The researchers hypothesized that patients with atypical sleep or pathological wakefulness were more likely to fail an SBT. In addition to conventional scoring, they used a digital scoring system that produces a number of EEG markers — odds ratio product (ORP) and spindle characteristics — that are relevant to identify pathological wakefulness and atypical sleep, as well as possible cerebral pathology.
“ORP is highly correlated with arousability and is therefore a valid index of sleep depth. One of its advantages is that it can distinguish between different levels of wakefulness since the awake range extends from 2.5 (full wakefulness) to 1.8 (epochs still scored wake but contain some sleep features). This would make it particularly useful for identifying Pathological Wakefulness in which wake EEG contains some sleep features,” the researchers wrote.
They analyzed data from 37 mechanically ventilated patients treated at three Toronto-area hospitals, scheduled for a SBT, to assess their readiness for breathing on their own.
All patients had underground polysomnography for 15 hours prior to the SBT test, and 31 had the ORP analysis.
The SBT test was successful in 19 of the patients, but eight did not have their breathing tubes removed due to other clinical issues. SBT was unsuccessful in 18 patients.
Classical sleep stages determined solely by conventional sleep scoring guidelines were not associated with success or failure of SBT.
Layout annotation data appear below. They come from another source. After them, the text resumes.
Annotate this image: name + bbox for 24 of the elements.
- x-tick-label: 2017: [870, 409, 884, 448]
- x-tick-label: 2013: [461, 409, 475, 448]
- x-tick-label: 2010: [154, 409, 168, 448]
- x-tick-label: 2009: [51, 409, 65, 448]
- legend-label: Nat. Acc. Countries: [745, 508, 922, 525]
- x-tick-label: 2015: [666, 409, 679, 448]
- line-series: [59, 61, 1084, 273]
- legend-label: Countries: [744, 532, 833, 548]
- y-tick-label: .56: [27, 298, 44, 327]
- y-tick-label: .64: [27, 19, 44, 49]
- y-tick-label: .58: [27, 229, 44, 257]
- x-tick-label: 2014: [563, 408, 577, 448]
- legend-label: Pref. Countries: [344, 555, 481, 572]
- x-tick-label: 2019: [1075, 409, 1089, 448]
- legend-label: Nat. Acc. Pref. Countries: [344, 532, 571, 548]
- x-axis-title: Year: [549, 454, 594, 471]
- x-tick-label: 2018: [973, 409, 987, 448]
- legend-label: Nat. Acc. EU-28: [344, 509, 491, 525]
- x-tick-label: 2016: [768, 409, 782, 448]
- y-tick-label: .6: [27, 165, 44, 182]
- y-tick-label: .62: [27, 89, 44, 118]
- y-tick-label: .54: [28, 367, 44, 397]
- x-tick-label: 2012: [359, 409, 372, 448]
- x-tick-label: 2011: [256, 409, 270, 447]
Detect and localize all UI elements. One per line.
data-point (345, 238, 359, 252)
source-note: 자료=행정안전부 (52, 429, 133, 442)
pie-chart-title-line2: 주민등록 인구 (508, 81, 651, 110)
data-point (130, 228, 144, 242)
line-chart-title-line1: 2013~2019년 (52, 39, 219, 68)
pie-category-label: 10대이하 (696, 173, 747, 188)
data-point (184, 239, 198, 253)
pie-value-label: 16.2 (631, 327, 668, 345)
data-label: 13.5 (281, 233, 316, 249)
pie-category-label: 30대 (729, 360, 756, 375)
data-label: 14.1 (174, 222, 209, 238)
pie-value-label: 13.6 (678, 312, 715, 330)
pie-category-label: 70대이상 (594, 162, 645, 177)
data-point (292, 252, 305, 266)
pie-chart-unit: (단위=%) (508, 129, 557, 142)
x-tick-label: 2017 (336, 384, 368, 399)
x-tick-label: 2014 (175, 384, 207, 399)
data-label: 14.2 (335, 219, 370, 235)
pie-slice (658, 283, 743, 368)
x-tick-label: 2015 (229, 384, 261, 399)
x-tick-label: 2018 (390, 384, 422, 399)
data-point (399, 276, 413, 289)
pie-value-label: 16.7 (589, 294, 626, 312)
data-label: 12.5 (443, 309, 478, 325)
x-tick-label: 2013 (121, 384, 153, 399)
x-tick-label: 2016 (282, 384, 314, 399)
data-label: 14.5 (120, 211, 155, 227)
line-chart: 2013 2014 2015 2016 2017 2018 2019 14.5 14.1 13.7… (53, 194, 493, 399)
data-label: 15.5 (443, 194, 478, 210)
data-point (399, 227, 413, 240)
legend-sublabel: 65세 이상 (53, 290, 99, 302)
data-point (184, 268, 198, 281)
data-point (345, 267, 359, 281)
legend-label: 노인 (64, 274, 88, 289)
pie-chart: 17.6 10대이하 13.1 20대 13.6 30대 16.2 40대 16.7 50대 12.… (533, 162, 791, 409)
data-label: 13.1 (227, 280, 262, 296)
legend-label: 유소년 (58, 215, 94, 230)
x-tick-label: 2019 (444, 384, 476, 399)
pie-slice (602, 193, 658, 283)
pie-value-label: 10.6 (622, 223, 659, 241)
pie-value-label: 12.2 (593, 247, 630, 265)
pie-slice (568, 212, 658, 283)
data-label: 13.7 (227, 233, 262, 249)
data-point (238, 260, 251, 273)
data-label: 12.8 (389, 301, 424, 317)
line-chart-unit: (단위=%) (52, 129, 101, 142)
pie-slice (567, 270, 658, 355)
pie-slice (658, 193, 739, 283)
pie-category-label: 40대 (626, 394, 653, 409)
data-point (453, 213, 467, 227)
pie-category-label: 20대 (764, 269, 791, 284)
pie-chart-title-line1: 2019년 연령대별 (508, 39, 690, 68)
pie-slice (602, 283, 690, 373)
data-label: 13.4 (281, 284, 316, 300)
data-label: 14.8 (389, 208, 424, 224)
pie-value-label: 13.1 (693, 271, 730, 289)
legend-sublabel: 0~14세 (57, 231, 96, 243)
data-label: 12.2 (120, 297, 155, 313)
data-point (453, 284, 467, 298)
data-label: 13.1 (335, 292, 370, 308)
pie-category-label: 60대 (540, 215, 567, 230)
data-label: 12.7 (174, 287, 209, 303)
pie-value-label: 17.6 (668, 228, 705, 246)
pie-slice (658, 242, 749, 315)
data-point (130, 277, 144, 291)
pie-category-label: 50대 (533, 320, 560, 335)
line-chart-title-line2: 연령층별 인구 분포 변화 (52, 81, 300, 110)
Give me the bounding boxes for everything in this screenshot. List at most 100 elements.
“The high prevalence of stages referred to as pathological wakefulness or atypical sleep made the classical scoring of sleep of limited value and the distribution of sleep stages did not differ,” the researchers wrote.
Longer duration of full wakefulness (ORP score >2.2) was highly correlated with successful SBT and extubation and the degree of wakefulness was clearly lower in patients who failed SBT based on ORP assessment.
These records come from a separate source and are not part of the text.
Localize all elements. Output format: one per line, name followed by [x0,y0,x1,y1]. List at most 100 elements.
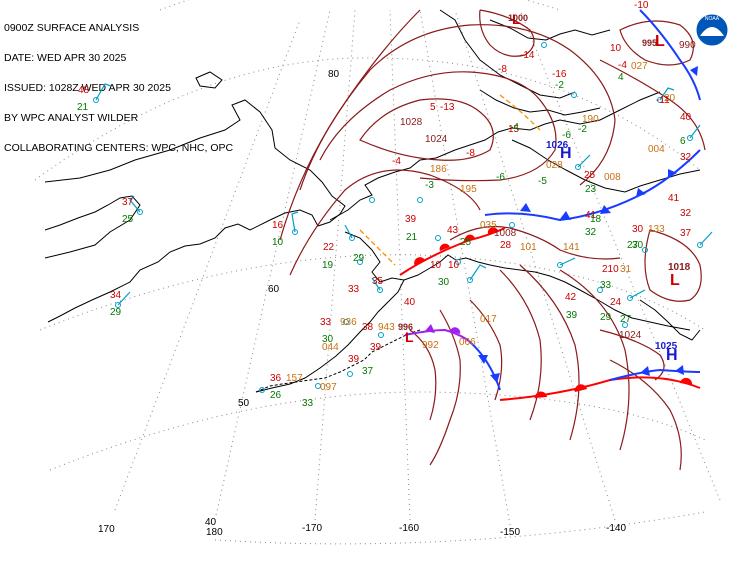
station-circle [622,322,628,328]
station-value: -14 [520,50,535,61]
isobar-north-1000 [599,59,706,151]
low-center-symbol: L [655,33,665,50]
station-value: 41 [585,210,597,221]
header-title: 0900Z SURFACE ANALYSIS [4,22,140,34]
station-circle [377,287,383,293]
isobar-labels: 1028 1024 1008 1024 990 [400,40,696,341]
lon-label-m150: -150 [500,527,520,538]
station-value: 10 [272,237,284,248]
cold-front-triangle [490,373,500,383]
station-value: 18 [590,214,602,225]
isobar-1000 [429,309,461,466]
station-value: -6 [496,172,505,183]
station-value: 39 [370,342,382,353]
coast-kamchatka [47,219,271,323]
station-circle [687,135,693,141]
station-circle [642,247,648,253]
station-value: 008 [604,172,621,183]
cold-front-triangle [690,66,698,76]
station-circle [575,164,581,170]
station-value: 133 [648,224,665,235]
warm-front-semicircle [414,257,425,266]
station-value: 101 [520,242,537,253]
low-center-symbol: L [512,11,521,27]
wind-barb [291,211,299,233]
station-value: 42 [565,292,577,303]
station-circle [697,242,703,248]
low-center-value: 995 [642,38,657,48]
station-value: 31 [620,264,632,275]
station-value: -5 [538,176,547,187]
isobar-1018 [644,229,702,302]
station-value: -2 [555,80,564,91]
station-value: 29 [600,312,612,323]
station-value: 39 [566,310,578,321]
wind-barb [95,83,112,101]
station-circle [455,259,461,265]
station-value: 157 [286,373,303,384]
station-value: 035 [480,220,497,231]
station-circle [378,332,384,338]
station-value: 028 [546,160,563,171]
isobar-1012 [289,169,481,276]
svg-text:NOAA: NOAA [705,16,720,22]
coast-alaska-west [329,127,513,221]
coast-canada-islands-2 [489,19,611,41]
coast-alaska-south [403,254,691,331]
station-value: -4 [392,156,401,167]
cold-front-triangle [600,205,611,214]
station-value: 30 [632,240,644,251]
coast-wrangel [195,71,223,89]
station-value: 27 [620,314,632,325]
station-value: 24 [610,297,622,308]
station-circle [115,302,121,308]
high-center-symbol: H [666,347,678,364]
lat-label-60: 60 [268,284,280,295]
header-issued: ISSUED: 1028Z WED APR 30 2025 [4,82,171,94]
station-value: 35 [372,276,384,287]
lat-circle-60 [39,254,706,331]
station-value: 37 [122,197,134,208]
low-center-symbol: L [670,272,680,289]
coast-siberia-north [44,99,346,227]
isobar-nw-low [479,9,535,57]
station-value: 936 [340,317,357,328]
station-value: 32 [680,152,692,163]
station-value: 30 [322,334,334,345]
station-value: 30 [632,224,644,235]
station-value: 39 [348,354,360,365]
trough-2 [359,229,396,266]
cold-front-triangle [668,169,677,178]
lon-label-180: 180 [206,527,223,538]
station-value: -6 [562,130,571,141]
wind-barb [659,87,675,101]
lon-line-m140 [454,9,616,521]
isobar-label: 1024 [425,134,448,145]
station-circle [557,262,563,268]
station-value: 943 [378,322,395,333]
station-value: 044 [322,342,339,353]
station-value: -10 [634,0,649,11]
isobar-996 [409,329,437,421]
station-value: 027 [631,61,648,72]
station-value: 017 [480,314,497,325]
station-value: -13 [440,102,455,113]
station-value: 37 [362,366,374,377]
high-center-value: 1025 [655,341,678,352]
station-value: 40 [680,112,692,123]
lon-line-180 [214,9,331,521]
occluded-front-symbol [425,324,435,333]
warm-front-semicircle [439,243,450,251]
station-value: 20 [664,93,676,104]
lat-circle-50 [49,391,706,471]
station-value: 30 [438,277,450,288]
isobar-1020 [299,24,616,191]
station-value: 28 [500,240,512,251]
station-value: 21 [406,232,418,243]
isobars [279,9,706,471]
station-values: 48 21 37 25 34 29 16 10 19 29 33 35 33 30 936 38 943 39 99… [77,0,692,409]
station-value: 21 [77,102,89,113]
low-center-value: 996 [398,322,413,332]
isobar-east-3 [559,269,630,451]
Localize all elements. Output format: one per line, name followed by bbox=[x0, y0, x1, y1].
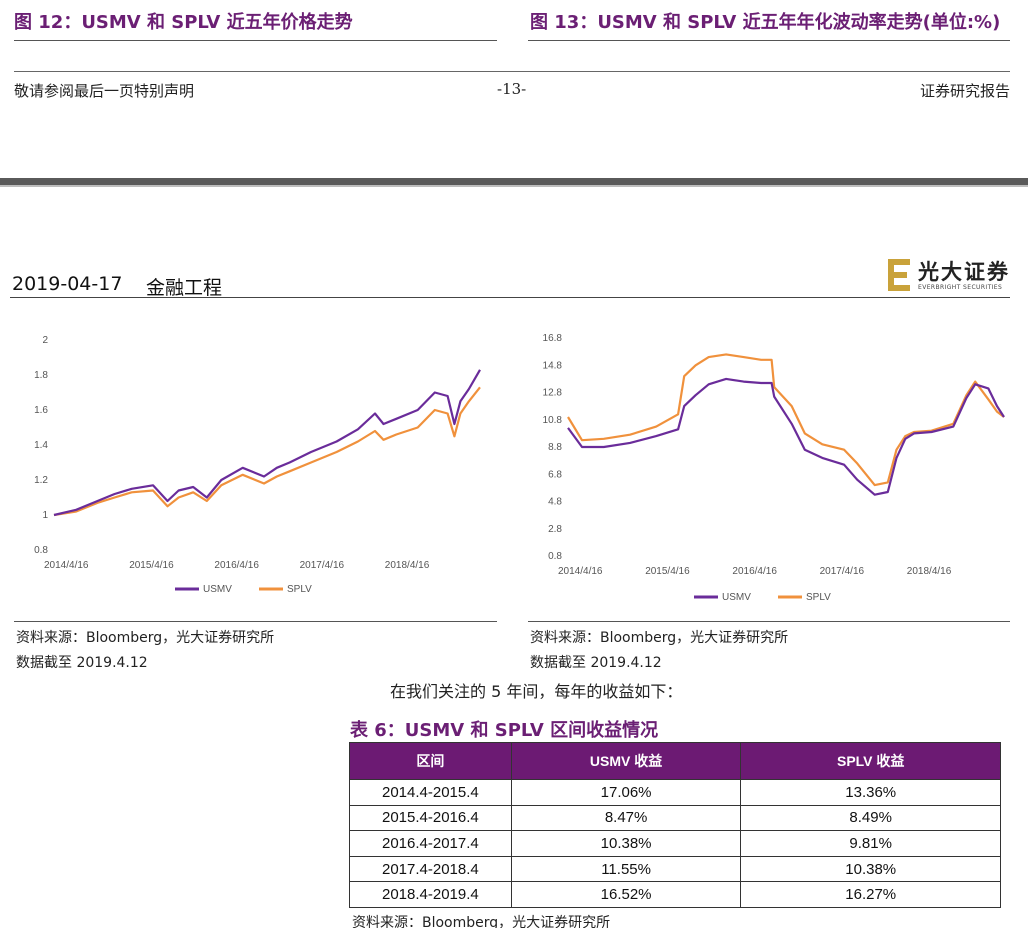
header-period: 区间 bbox=[349, 742, 512, 780]
header-rule bbox=[10, 297, 1010, 298]
legend-label-splv: SPLV bbox=[806, 592, 831, 603]
figure-13-title-rule bbox=[528, 40, 1010, 41]
y-tick-label: 0.8 bbox=[34, 545, 48, 556]
series-line-usmv bbox=[53, 369, 481, 517]
intro-paragraph: 在我们关注的 5 年间，每年的收益如下： bbox=[390, 682, 683, 701]
x-tick-label: 2017/4/16 bbox=[300, 560, 345, 571]
x-tick-label: 2018/4/16 bbox=[907, 566, 952, 577]
left-chart-bottom-rule bbox=[14, 621, 497, 622]
volatility-trend-chart: 0.8 2.8 4.8 6.8 8.8 10.8 12.8 14.8 16.8 2014/4/16… bbox=[528, 322, 1010, 620]
header-splv-return: SPLV 收益 bbox=[740, 742, 1001, 780]
y-tick-label: 10.8 bbox=[543, 415, 563, 426]
volatility-trend-svg: 0.8 2.8 4.8 6.8 8.8 10.8 12.8 14.8 16.8 2014/4/16… bbox=[543, 333, 1005, 603]
usmv-return-cell: 10.38% bbox=[510, 830, 742, 857]
x-tick-label: 2016/4/16 bbox=[732, 566, 777, 577]
everbright-logo: 光大证券 EVERBRIGHT SECURITIES bbox=[888, 255, 1013, 295]
figure-12-title: 图 12：USMV 和 SPLV 近五年价格走势 bbox=[14, 12, 353, 33]
footer-disclaimer: 敬请参阅最后一页特别声明 bbox=[14, 82, 195, 100]
legend-label-usmv: USMV bbox=[203, 584, 232, 595]
x-tick-label: 2015/4/16 bbox=[129, 560, 174, 571]
splv-return-cell: 9.81% bbox=[740, 830, 1001, 857]
y-tick-label: 1 bbox=[42, 510, 48, 521]
splv-return-cell: 10.38% bbox=[740, 855, 1001, 883]
y-tick-label: 1.2 bbox=[34, 475, 48, 486]
logo-mark-icon bbox=[888, 259, 910, 291]
usmv-return-cell: 8.47% bbox=[510, 804, 742, 832]
y-tick-label: 1.4 bbox=[34, 440, 48, 451]
logo-english-text: EVERBRIGHT SECURITIES bbox=[918, 284, 1003, 291]
page-separator-shadow bbox=[0, 185, 1028, 187]
table-row: 2016.4-2017.4 10.38% 9.81% bbox=[349, 830, 1001, 857]
report-date: 2019-04-17 bbox=[12, 273, 123, 295]
left-chart-source: 资料来源：Bloomberg，光大证券研究所 bbox=[16, 630, 275, 646]
x-tick-label: 2014/4/16 bbox=[558, 566, 603, 577]
legend-label-usmv: USMV bbox=[722, 592, 751, 603]
y-tick-label: 0.8 bbox=[548, 551, 562, 562]
x-tick-label: 2018/4/16 bbox=[385, 560, 430, 571]
period-cell: 2016.4-2017.4 bbox=[349, 830, 512, 857]
y-tick-label: 6.8 bbox=[548, 469, 562, 480]
figure-13-title: 图 13：USMV 和 SPLV 近五年年化波动率走势(单位:%) bbox=[530, 12, 1001, 33]
table-6-title: 表 6：USMV 和 SPLV 区间收益情况 bbox=[350, 720, 659, 741]
usmv-return-cell: 17.06% bbox=[510, 779, 742, 806]
usmv-return-cell: 16.52% bbox=[510, 881, 742, 908]
y-tick-label: 1.8 bbox=[34, 370, 48, 381]
report-section: 金融工程 bbox=[146, 277, 223, 299]
y-tick-label: 8.8 bbox=[548, 442, 562, 453]
left-chart-cutoff: 数据截至 2019.4.12 bbox=[16, 655, 148, 671]
y-tick-label: 4.8 bbox=[548, 497, 562, 508]
table-row: 2017.4-2018.4 11.55% 10.38% bbox=[349, 855, 1001, 883]
page-number: -13- bbox=[497, 80, 527, 98]
footer-rule bbox=[14, 71, 1010, 72]
returns-table: 区间 USMV 收益 SPLV 收益 2014.4-2015.4 17.06% … bbox=[349, 742, 1001, 908]
x-tick-label: 2015/4/16 bbox=[645, 566, 690, 577]
right-chart-cutoff: 数据截至 2019.4.12 bbox=[530, 655, 662, 671]
period-cell: 2014.4-2015.4 bbox=[349, 779, 512, 806]
logo-chinese-text: 光大证券 bbox=[918, 260, 1010, 284]
y-tick-label: 16.8 bbox=[543, 333, 563, 344]
table-row: 2018.4-2019.4 16.52% 16.27% bbox=[349, 881, 1001, 908]
x-tick-label: 2017/4/16 bbox=[820, 566, 865, 577]
header-usmv-return: USMV 收益 bbox=[510, 742, 742, 780]
table-row: 2014.4-2015.4 17.06% 13.36% bbox=[349, 779, 1001, 806]
table-row: 2015.4-2016.4 8.47% 8.49% bbox=[349, 804, 1001, 832]
y-tick-label: 2.8 bbox=[548, 524, 562, 535]
series-line-splv bbox=[53, 386, 481, 517]
y-tick-label: 1.6 bbox=[34, 405, 48, 416]
period-cell: 2017.4-2018.4 bbox=[349, 855, 512, 883]
period-cell: 2018.4-2019.4 bbox=[349, 881, 512, 908]
price-trend-chart: 0.8 1 1.2 1.4 1.6 1.8 2 2014/4/16 2015/4/16 2016/… bbox=[14, 322, 496, 620]
table-source: 资料来源：Bloomberg，光大证券研究所 bbox=[352, 915, 611, 928]
figure-12-title-rule bbox=[14, 40, 497, 41]
usmv-return-cell: 11.55% bbox=[510, 855, 742, 883]
series-line-usmv bbox=[567, 377, 1005, 496]
page-separator bbox=[0, 178, 1028, 185]
right-chart-source: 资料来源：Bloomberg，光大证券研究所 bbox=[530, 630, 789, 646]
table-header-row: 区间 USMV 收益 SPLV 收益 bbox=[349, 742, 1001, 780]
legend-label-splv: SPLV bbox=[287, 584, 312, 595]
y-tick-label: 12.8 bbox=[543, 388, 563, 399]
right-chart-bottom-rule bbox=[528, 621, 1010, 622]
series-line-splv bbox=[567, 353, 1005, 487]
y-tick-label: 14.8 bbox=[543, 360, 563, 371]
period-cell: 2015.4-2016.4 bbox=[349, 804, 512, 832]
footer-report-type: 证券研究报告 bbox=[919, 82, 1010, 100]
splv-return-cell: 8.49% bbox=[740, 804, 1001, 832]
y-tick-label: 2 bbox=[42, 335, 48, 346]
x-tick-label: 2016/4/16 bbox=[214, 560, 259, 571]
x-tick-label: 2014/4/16 bbox=[44, 560, 89, 571]
splv-return-cell: 16.27% bbox=[740, 881, 1001, 908]
splv-return-cell: 13.36% bbox=[740, 779, 1001, 806]
price-trend-svg: 0.8 1 1.2 1.4 1.6 1.8 2 2014/4/16 2015/4/16 2016/… bbox=[34, 335, 481, 595]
In addition, poor correlation between sleep depth in the right and left brain hemispheres was also highly predictive of SBT failure.
“The lack of synchronicity between the two parts of the brain seen in some patients was a complete surprise to us,” Brochard said.
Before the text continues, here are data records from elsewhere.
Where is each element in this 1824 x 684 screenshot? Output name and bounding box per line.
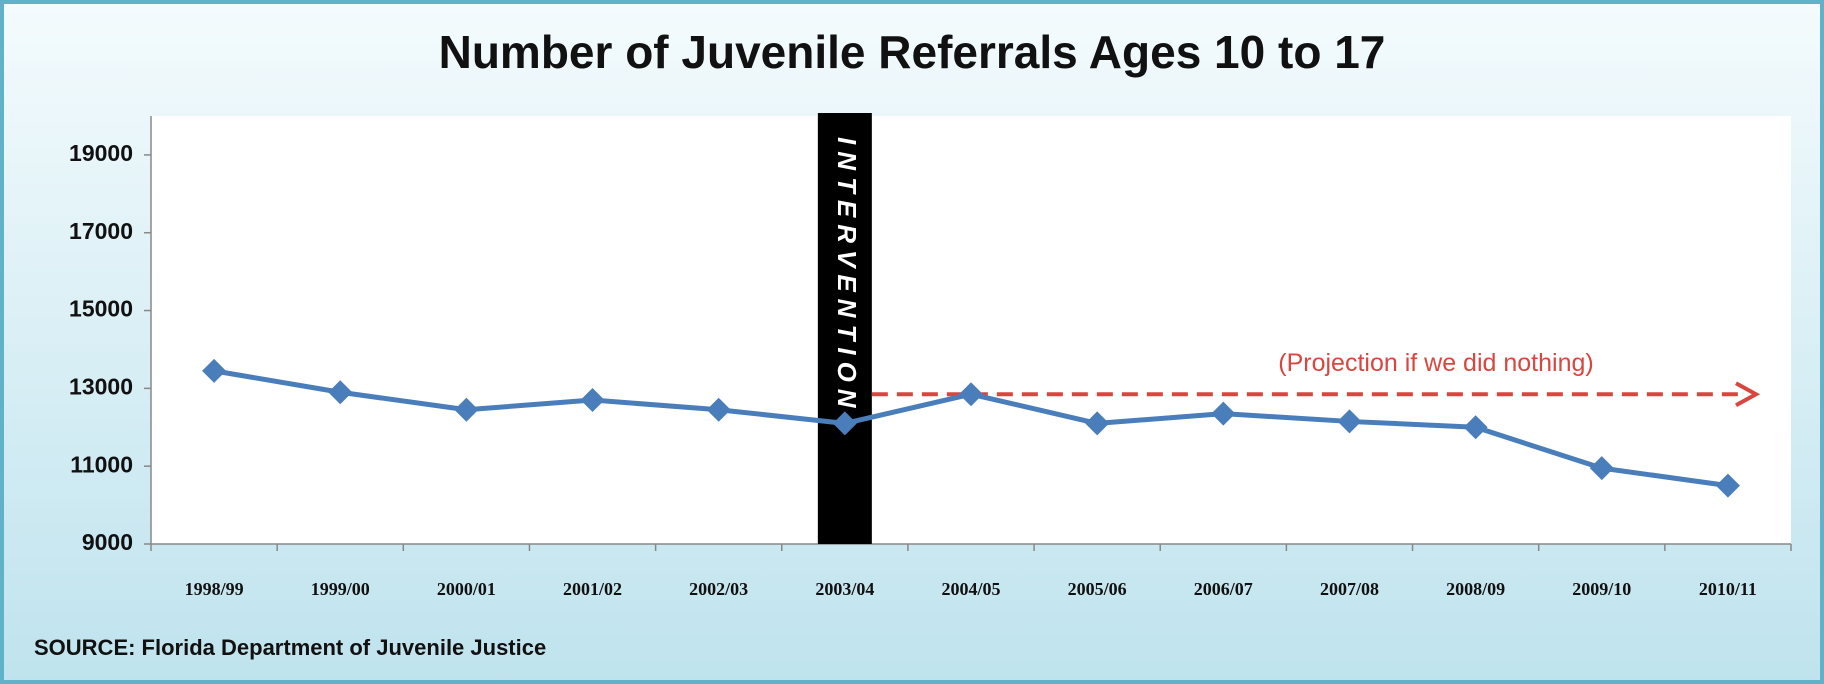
data-point — [1085, 411, 1110, 436]
data-point — [1337, 409, 1362, 434]
data-point — [1715, 473, 1740, 498]
data-point — [454, 397, 479, 422]
y-tick-label: 15000 — [69, 296, 133, 322]
data-point — [959, 382, 983, 407]
data-point — [1211, 401, 1236, 426]
data-point — [1589, 456, 1614, 481]
x-tick-label: 2007/08 — [1320, 579, 1379, 599]
y-tick-label: 17000 — [69, 218, 133, 244]
x-tick-label: 2010/11 — [1699, 579, 1757, 599]
source: SOURCE: Florida Department of Juvenile J… — [34, 635, 546, 660]
x-tick-label: 2003/04 — [815, 579, 874, 599]
data-point — [706, 397, 731, 422]
intervention-bar — [817, 113, 872, 544]
x-tick-label: 2000/01 — [437, 579, 496, 599]
y-tick-label: 11000 — [70, 451, 133, 477]
x-tick-label: 2004/05 — [941, 579, 1000, 599]
x-tick-label: 2009/10 — [1572, 579, 1631, 599]
x-tick-label: 2001/02 — [563, 579, 622, 599]
y-tick-label: 9000 — [82, 529, 133, 555]
y-tick-label: 19000 — [69, 140, 133, 166]
projection-label: (Projection if we did nothing) — [1278, 349, 1593, 377]
data-point — [1463, 415, 1488, 440]
chart-title: Number of Juvenile Referrals Ages 10 to … — [439, 26, 1386, 78]
x-tick-label: 2002/03 — [689, 579, 748, 599]
projection-arrow — [1735, 381, 1761, 407]
intervention-label: INTERVENTION — [832, 137, 862, 415]
plot-area — [151, 116, 1791, 544]
x-tick-label: 2006/07 — [1194, 579, 1253, 599]
data-point — [202, 358, 227, 383]
x-tick-label: 2008/09 — [1446, 579, 1505, 599]
x-tick-label: 2005/06 — [1068, 579, 1127, 599]
data-point — [832, 411, 857, 436]
data-point — [328, 380, 353, 405]
y-tick-label: 13000 — [69, 373, 133, 399]
x-tick-label: 1999/00 — [311, 579, 370, 599]
x-tick-label: 1998/99 — [185, 579, 244, 599]
data-point — [580, 388, 605, 413]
He noted that correlation of sleep depth between the left and right brain hemispheres is a characteristic of sleep studies in normal participants and those with chronic sleep disorders.
The finding that nearly half the patients in the ICU study exhibited discordant sleep depth between the two brain hemispheres was characterized as “remarkable and highly significant” by the researchers, and highly predictive of SBT failure.
“Although it is not possible at present to determine why SBT failure and poor right/left correlation are associated, the finding that a poor correlation is associated with severe pathological wakefulness suggests a possible link,” they wrote.
They added that this phenomenon of regional differences in sleep — some parts of the brain are asleep while others are awake, and often called uni-hemispheric sleep — is seen in dolphins and related mammals, as well as in birds that must go for long periods without sleep.
“It is possible that this primitive adaptive mechanism is reactivated in humans under conditions where natural sleep is deemed by the individual to be unsafe,” the authors wrote.
Study limitations included those “intrinsic” to the classical sleep scoring process, they noted. Also, “Assessment of hemispheric EEG correlation with the [right/left] ORP was not correlated with specific neurological investigation but there were no clinical grounds to suspect the presence of primary brain disease,” the authors stated.
The study was funded by the French Intensive Care Society, the European Respiratory Society, the 2015 Bernhard Dräger Award for advanced treatment of ARF of the European Society of Intensive Care Medicine, the Assistance Publique Hôpitaux de Paris, the Fondation pour la Recherche Médicale, and MitacsGlobalink Sorbonne Universités.
Younes disclosed relevant relationships with Cerebra Health. Brochard disclosed holding the Keenan Chair in Critical Care and Acute Respiratory Failure, and relevant relationships with Covidien, Air Liquide, Philips, and Fisher Paykel. Co-authors disclosed support from, or relevant relationships with, Pulsion Medical Sysem, Lungpacer, and Mahidol University.